Mis en ligne le 03/08/2007
On l'attendait avec une certaine fébrilité, cette première réelle confrontation communautaire entre partis de la future - et probable - majorité Orange bleue. Ce jeudi matin, les journalistes étaient d'ailleurs venus en nombre devant les grilles du château de Val Duchesse où se négocie la formation du prochain gouvernement. Ils voulaient sentir l'humeur des protagonistes. C'est que la veille, des mots durs avaient été échangés entre négociateurs francophones et flamands au cours d'une réunion - qualifiée de technique - sur l'éventualité d'une scission de l'arrondissement judiciaire de Bruxelles-Hal-Vilvorde. Le MR et le CDH s'étaient senti roulés par Yves Leterme, accusé de jouer sur les mots et sur leur traduction pour faire passer des réformes institutionnelles en douce. Un épisode qui, de toute évidence, avait mis les négociateurs francophones sur leur garde. A leur arrivée à Val Duchesse hier matin, il ne fallait pas beaucoup les pousser pour qu'ils fassent étalage de leur état d'âme chagrin.

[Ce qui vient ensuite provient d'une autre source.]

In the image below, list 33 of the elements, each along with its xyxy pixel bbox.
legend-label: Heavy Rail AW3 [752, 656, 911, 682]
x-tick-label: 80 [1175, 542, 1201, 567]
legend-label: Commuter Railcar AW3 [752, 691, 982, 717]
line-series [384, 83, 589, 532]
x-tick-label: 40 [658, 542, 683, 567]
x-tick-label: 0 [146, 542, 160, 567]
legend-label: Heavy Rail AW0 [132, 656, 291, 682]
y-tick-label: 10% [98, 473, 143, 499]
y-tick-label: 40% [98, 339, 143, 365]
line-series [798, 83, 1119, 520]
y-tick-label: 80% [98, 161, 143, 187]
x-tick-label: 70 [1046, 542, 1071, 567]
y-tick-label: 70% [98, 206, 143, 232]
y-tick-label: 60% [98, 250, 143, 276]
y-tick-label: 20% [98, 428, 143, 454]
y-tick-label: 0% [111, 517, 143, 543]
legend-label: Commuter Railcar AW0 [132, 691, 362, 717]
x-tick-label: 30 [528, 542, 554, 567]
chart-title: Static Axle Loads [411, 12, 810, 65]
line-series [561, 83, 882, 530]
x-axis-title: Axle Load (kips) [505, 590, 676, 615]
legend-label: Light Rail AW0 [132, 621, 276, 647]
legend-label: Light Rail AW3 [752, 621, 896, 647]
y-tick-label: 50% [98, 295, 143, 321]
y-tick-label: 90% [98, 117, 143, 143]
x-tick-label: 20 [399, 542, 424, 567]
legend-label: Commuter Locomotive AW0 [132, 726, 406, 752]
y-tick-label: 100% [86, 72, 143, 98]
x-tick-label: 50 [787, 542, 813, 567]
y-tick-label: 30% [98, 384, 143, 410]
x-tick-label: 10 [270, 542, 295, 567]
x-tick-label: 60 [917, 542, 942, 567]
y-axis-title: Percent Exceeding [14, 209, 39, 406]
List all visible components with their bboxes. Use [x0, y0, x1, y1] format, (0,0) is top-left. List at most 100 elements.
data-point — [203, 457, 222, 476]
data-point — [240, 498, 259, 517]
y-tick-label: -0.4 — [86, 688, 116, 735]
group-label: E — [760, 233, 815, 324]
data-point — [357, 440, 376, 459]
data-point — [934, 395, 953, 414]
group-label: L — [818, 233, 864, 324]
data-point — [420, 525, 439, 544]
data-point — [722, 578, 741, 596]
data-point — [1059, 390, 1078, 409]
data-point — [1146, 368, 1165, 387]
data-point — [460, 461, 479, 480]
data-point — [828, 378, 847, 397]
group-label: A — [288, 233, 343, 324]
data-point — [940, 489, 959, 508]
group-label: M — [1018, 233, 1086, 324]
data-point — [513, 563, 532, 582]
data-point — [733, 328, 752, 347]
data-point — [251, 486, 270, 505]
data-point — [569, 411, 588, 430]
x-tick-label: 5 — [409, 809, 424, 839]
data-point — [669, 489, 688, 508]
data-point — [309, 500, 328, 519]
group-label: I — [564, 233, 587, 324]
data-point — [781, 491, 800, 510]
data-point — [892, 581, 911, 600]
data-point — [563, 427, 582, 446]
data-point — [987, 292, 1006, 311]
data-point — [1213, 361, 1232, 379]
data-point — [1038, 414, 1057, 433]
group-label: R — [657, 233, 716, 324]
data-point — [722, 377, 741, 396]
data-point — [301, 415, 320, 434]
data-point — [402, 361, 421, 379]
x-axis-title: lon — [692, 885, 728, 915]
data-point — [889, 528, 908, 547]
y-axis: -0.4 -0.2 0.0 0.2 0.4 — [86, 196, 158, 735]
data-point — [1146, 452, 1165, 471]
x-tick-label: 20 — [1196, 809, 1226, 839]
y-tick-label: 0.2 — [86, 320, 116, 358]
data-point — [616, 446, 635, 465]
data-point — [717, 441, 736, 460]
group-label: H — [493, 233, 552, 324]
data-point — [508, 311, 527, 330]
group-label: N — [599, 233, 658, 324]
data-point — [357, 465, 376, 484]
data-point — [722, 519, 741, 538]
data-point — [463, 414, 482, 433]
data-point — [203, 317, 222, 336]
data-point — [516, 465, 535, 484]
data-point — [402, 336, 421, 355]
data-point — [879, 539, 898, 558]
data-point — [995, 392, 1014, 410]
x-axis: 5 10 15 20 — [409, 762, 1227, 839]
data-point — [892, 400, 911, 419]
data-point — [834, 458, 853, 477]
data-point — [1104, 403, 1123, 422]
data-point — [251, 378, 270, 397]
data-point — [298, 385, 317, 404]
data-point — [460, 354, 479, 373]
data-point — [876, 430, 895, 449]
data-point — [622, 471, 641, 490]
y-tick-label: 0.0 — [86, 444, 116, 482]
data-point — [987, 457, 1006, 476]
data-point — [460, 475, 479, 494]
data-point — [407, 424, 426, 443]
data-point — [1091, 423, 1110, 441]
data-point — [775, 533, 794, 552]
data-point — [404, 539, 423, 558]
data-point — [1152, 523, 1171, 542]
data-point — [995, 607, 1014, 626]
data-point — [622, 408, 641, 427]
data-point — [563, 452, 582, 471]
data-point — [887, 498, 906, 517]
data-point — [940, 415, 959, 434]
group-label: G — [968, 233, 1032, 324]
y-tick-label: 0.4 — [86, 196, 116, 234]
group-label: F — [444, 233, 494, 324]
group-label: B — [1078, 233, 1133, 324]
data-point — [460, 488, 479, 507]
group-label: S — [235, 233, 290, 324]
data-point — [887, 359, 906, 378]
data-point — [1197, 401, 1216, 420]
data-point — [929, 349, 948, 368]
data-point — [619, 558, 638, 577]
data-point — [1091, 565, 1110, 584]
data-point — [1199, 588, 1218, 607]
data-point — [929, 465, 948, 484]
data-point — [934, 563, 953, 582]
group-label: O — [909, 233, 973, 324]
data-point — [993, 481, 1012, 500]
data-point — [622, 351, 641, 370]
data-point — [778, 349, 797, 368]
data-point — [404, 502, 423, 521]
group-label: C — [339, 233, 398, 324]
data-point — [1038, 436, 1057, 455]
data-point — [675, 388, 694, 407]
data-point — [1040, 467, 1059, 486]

Au menu de la discussion du jour ? Une note du formateur qui reprend, en les détaillant, les 14 propositions de réforme institutionnelle contenues dans la note de formation initiale et qui ne requiert en principe pas une majorité des deux tiers au Parlement. Les négociateurs n'ont donc pas abordé les demandes communautaires qui exigent une majorité spéciale ni la problématique de l'arrondissement de Bruxelles-Hal-Vilvorde ni les exigences supplémentaires que les partis flamands ont déposées auprès du formateur.
Comptabiliser les obstacles
La réunion de ce jeudi devait servir à identifier les suggestions qui peuvent faire l'objet d'un consensus et celles que les francophones jugent imbuvables (lire page 4). Elle s'est traînée comme un vieux tortillard de montagne. Les partis francophones ont commencé par répéter qu'ils n'étaient demandeurs de rien et qu'il ne fallait pas espérer une réforme institutionnelle de grande ampleur dans la mesure où l'orange bleue ne dispose pas d'une majorité des deux tiers au Parlement.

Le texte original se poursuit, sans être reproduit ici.